No secret to the eight-win decrease: John Elway retired after back-to-back Super Bowl victories (leaving Brian Griese to play quarterback) and Terrell Davis played only four games in '99 (though Olandis Gary was a solid fill-in) as the Broncos tumbled from second to 18th in scoring.
Ray Lewis and Co. had high expectations for '07 after bringing back the core of a 13-3 team that had the league's stingiest defense. But, after a 4-2 start, injuries, a league-worst turnover differential and slippage on defense led to a last-place finish and the firing of coach Brian Billick.
New England Patriots
The Patriots overcame Steve Grogan's 22 interceptions in 12 games to nearly make the playoffs in '80, but they bottomed out the following year with a four-game losing streak to start the season and a 10-game skid to end it. Coach Ron Erhardt, deemed "too nice a guy" by ownership, was fired after the franchise's worst season.
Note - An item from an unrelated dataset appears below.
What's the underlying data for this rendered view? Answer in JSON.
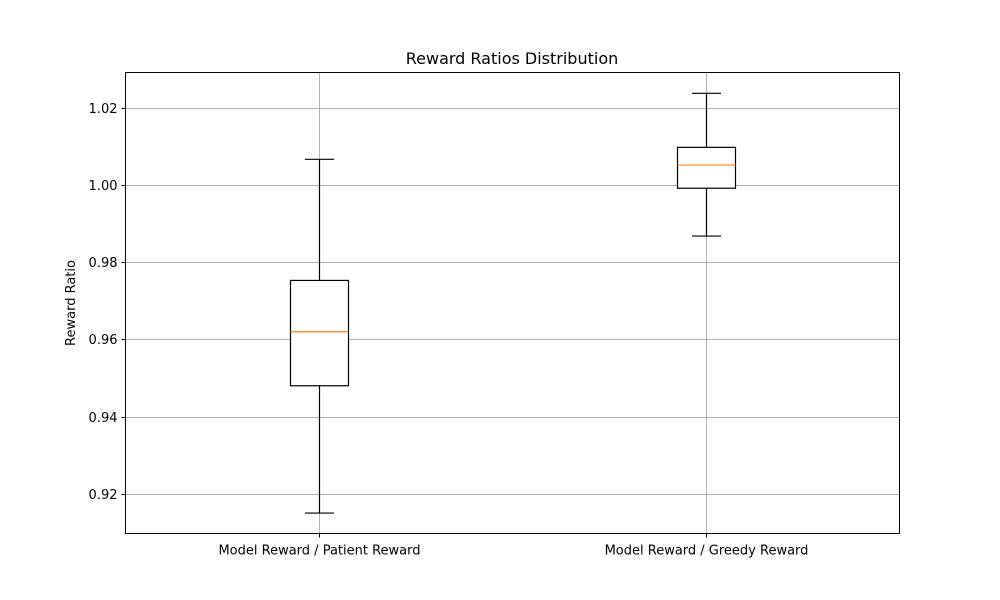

Several NFL teams have experienced seven-win declines, including the '08 Packers (see the next page) and these Raiders. Led by NFL MVP Rich Gannon, the 2002 team went to the Super Bowl under first-year coach Bill Callahan and lost to former Raiders coach Jon Gruden's Bucs. But Gannon was hurt for much of 2003, leading to a forgettable QB stint from Rick Mirer, as the Raiders began a run of seven consecutive seasons with at least 10 losses.
Green Bay Packers
Not surprisingly, Green Bay slipped during the transition from Brett Favre to Aaron Rodgers -- but the rebuilding didn't take long. Rodgers subsequently guided the Packers to 10- and 11-win seasons, culminating in a victory at Super Bowl XLV.